# 70's Humming Bling



## KEITHT (Dec 2, 2007)

Gold is not normally my thing, but when someone offers you a very scarce solid 18k Omega f300 Constellation..what are you to do...sigh

I commited to buyng this before the impending redundacy was confrimed  ....ah well! it will be a nice thing to own for at least a while..... 



















Even has a solid 18k gold dial....


----------



## mjolnir (Jan 3, 2006)

Wow, That's a serious piece of jewellery you have there Keith.

Golds not usually my sort of thing either but that's really nice.


----------



## feenix (May 27, 2008)

KEITHT said:


> Gold is not normally my thing, but when someone offers you a very scarce solid 18k Omega f300 Constellation..what are you to do...sigh
> 
> I commited to buyng this before the impending redundacy was confrimed  ....ah well! it will be a nice thing to own for at least a while.....
> 
> Even has a solid 18k gold dial....


Not a fan of gold plate, but 18k is a lot better than ss. 

Nice watch you got there m8.


----------



## bridgeman (Dec 9, 2008)

beautiful job- and gold price going up too!!!


----------



## BGM (Jan 21, 2009)

That's really nice.

Sure you'd have no trouble shifting it if you needed to!

Sorry to hear about the job troubles....


----------



## Dick Browne (Dec 16, 2008)

Sorry to hear about the job, but I believe things are generally looking up (working with stockbrokers a couple of weeks back who were telling me that things are much better now than this time last year). Good luck with the search, what line are you in?

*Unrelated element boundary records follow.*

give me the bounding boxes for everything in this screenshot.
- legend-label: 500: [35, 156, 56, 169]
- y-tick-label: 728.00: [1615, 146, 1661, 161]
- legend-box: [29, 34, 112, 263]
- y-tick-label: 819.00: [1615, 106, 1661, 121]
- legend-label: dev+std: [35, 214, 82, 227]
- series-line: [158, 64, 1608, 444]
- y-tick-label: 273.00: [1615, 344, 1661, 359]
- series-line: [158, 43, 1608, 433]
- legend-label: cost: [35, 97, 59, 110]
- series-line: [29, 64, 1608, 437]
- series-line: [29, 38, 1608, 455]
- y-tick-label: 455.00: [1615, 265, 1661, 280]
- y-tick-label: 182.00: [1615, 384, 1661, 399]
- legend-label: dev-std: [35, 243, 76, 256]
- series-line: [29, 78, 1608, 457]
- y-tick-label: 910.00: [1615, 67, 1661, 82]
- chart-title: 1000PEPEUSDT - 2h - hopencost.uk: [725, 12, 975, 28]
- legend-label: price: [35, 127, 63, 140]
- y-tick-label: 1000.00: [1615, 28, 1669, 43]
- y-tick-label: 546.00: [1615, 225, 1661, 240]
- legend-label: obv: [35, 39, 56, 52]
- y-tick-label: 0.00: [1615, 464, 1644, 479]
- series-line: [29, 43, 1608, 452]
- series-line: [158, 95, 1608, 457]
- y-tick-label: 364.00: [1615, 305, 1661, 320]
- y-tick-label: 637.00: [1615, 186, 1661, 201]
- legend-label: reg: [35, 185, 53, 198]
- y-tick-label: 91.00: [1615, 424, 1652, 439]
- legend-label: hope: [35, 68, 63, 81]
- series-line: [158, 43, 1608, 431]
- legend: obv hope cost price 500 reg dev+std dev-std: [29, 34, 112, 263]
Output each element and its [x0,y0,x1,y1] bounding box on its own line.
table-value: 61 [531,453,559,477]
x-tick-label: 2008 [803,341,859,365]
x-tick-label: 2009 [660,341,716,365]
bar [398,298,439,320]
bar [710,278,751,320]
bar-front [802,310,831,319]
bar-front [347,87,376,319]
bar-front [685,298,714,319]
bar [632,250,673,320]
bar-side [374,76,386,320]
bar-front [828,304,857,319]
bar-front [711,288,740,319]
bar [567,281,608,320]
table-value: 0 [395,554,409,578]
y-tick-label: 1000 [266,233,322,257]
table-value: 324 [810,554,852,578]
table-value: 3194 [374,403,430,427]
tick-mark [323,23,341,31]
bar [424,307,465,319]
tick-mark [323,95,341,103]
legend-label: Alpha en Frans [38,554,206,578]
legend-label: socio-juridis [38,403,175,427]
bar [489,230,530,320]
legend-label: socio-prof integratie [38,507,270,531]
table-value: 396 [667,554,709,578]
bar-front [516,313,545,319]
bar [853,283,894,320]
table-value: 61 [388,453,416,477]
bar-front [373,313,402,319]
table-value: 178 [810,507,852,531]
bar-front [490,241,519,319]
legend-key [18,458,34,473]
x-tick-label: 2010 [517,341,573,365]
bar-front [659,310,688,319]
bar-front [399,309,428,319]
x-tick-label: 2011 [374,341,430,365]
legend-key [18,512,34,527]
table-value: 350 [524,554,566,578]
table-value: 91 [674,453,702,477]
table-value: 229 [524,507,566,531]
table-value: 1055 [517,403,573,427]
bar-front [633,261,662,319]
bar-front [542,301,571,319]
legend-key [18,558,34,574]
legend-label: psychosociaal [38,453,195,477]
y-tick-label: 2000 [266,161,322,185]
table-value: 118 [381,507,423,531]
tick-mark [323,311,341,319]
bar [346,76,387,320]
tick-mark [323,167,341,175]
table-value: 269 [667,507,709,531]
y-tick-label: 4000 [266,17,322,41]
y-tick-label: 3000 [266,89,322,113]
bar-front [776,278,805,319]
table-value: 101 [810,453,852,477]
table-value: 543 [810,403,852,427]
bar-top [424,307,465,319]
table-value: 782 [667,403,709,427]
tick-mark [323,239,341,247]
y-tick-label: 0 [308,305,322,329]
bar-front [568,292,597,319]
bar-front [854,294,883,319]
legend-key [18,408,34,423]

I'd agree with you on the gold thing, I'm not normally a gold man myself, but I did get caught with a 1968 Accutron a couple of weeks back, nicely bought back to life by SilverHawk, and that Omega does look quite understated

Old pic of my hummer below - crystal now replaced, before Paul shoots me down over it again 










Dick


----------



## Stuart Davies (Jan 13, 2008)

Bad news mate... 

Watch is nice though - looks almost brand new!


----------